Il dit ; puis, en avançant, il montre l’autel et la porte que les Romains, en souvenir, ont nommée Carmentale, antique honneur rendu à la nymphe Carmentis, la prophétesse dont les prédictions annoncèrent, les premières, l’avenir des grands Énéades et la gloire de Pallantée ; puis il montre le vaste bois sacré que l’impétueux Romulus appela Asyle, et sous la roche glacée le Lupercal ainsi nommé de Pan Lycéen, selon la mode arcadienne. Il leur montre encore le bois sacré d’Argilète, prend le lieu à témoin et raconte la mort (letum) de son hôte, Argus. Puis il les conduit à la roche Tarpéienne et au Capitole, aujourd’hui étincelant d’or, jadis hérissé de ronces et de broussailles. Déjà les pâtres craintifs y éprouvaient une terreur superstitieuse ; déjà cette forêt et cette roche les faisaient trembler. « Ce bois, dit-il, cette colline à la verte crête sont habités par un dieu. Lequel ? On ne sait. Les Arcadiens croient y avoir vu Jupiter en personne, souvent, secouant de sa droite la noire égide et assemblant les nuages. Tu vois maintenant les ruines dispersées de ces deux fortifications : ce sont les restes de monuments d’autrefois. Celle-ci fut élevée par le divin Janus, celle-là par Saturne. La première s’appelait Janicule ; la seconde, Saturnie. »

En parlant ainsi ils s’approchaient de la demeure du pauvre Évandre ; et ça et là, ils voyaient de grands troupeaux mugir sur le forum romain et dans le riche quartier des Carènes.

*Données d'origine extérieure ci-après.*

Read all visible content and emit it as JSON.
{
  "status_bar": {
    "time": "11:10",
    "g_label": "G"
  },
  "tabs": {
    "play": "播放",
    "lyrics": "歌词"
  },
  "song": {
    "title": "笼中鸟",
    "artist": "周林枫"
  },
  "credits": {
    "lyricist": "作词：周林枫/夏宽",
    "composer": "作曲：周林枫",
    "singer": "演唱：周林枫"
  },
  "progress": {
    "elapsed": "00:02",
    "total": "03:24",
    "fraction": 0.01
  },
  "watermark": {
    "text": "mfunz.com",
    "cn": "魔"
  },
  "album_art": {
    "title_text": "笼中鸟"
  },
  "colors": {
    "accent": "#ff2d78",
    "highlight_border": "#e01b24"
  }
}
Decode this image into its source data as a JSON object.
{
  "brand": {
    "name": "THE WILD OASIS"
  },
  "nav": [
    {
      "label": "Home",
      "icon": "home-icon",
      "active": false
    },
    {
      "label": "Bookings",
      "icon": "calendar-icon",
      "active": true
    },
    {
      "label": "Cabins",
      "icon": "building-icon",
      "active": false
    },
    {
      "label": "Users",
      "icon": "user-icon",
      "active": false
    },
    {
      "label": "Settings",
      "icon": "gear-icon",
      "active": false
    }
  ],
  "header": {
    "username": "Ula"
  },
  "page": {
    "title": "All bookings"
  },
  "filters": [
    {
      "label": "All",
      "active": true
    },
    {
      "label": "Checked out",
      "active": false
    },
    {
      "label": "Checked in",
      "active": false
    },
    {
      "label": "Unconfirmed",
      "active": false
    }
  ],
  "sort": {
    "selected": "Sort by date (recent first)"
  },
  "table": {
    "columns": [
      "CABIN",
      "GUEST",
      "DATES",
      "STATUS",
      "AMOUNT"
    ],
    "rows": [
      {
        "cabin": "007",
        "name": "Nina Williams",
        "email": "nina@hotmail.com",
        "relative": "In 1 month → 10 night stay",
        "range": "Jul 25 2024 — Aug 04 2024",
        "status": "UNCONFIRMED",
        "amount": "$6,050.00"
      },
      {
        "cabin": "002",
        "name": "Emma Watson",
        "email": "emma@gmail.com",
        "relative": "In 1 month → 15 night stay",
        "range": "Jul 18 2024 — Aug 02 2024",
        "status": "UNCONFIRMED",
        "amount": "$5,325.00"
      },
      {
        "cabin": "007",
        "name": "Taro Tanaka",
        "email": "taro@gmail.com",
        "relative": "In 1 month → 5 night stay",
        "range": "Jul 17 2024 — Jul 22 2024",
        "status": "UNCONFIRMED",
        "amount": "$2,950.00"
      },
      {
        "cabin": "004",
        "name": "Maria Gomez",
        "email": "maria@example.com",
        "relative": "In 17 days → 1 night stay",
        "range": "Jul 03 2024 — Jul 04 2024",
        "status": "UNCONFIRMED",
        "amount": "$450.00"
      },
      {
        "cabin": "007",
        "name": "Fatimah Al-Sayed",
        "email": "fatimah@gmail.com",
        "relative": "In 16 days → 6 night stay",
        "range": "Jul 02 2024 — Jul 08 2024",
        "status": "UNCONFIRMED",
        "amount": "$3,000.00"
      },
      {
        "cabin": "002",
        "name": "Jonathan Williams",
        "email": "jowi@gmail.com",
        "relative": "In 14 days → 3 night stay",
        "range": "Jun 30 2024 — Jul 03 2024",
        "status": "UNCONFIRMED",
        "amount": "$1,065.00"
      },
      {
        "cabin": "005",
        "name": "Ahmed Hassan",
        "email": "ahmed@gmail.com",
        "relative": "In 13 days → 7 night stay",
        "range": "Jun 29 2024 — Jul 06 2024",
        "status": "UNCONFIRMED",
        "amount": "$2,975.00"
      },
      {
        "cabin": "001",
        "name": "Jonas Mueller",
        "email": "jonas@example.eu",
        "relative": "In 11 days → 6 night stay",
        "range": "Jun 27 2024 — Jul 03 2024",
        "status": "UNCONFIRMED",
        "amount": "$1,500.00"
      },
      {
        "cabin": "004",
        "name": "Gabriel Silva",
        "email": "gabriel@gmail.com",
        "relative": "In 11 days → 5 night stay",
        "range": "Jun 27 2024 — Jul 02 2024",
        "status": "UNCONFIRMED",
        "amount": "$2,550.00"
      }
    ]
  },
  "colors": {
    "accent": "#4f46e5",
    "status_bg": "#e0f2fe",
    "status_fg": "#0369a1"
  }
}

Lorsqu’ils arrivèrent à la maison : « Alcide, après sa victoire, dit-il, a franchi ce seuil ; ce palais l’a reçu. Prends sur toi, mon hôte, de mépriser les richesses ; toi aussi montre-toi digne d’un dieu ; entre et sois indulgent à notre pauvreté. » Il dit, et dans son étroite demeure il introduisit le grand Énée et lui offrit pour se coucher un lit de feuillage et la peau d’une ourse de Libye.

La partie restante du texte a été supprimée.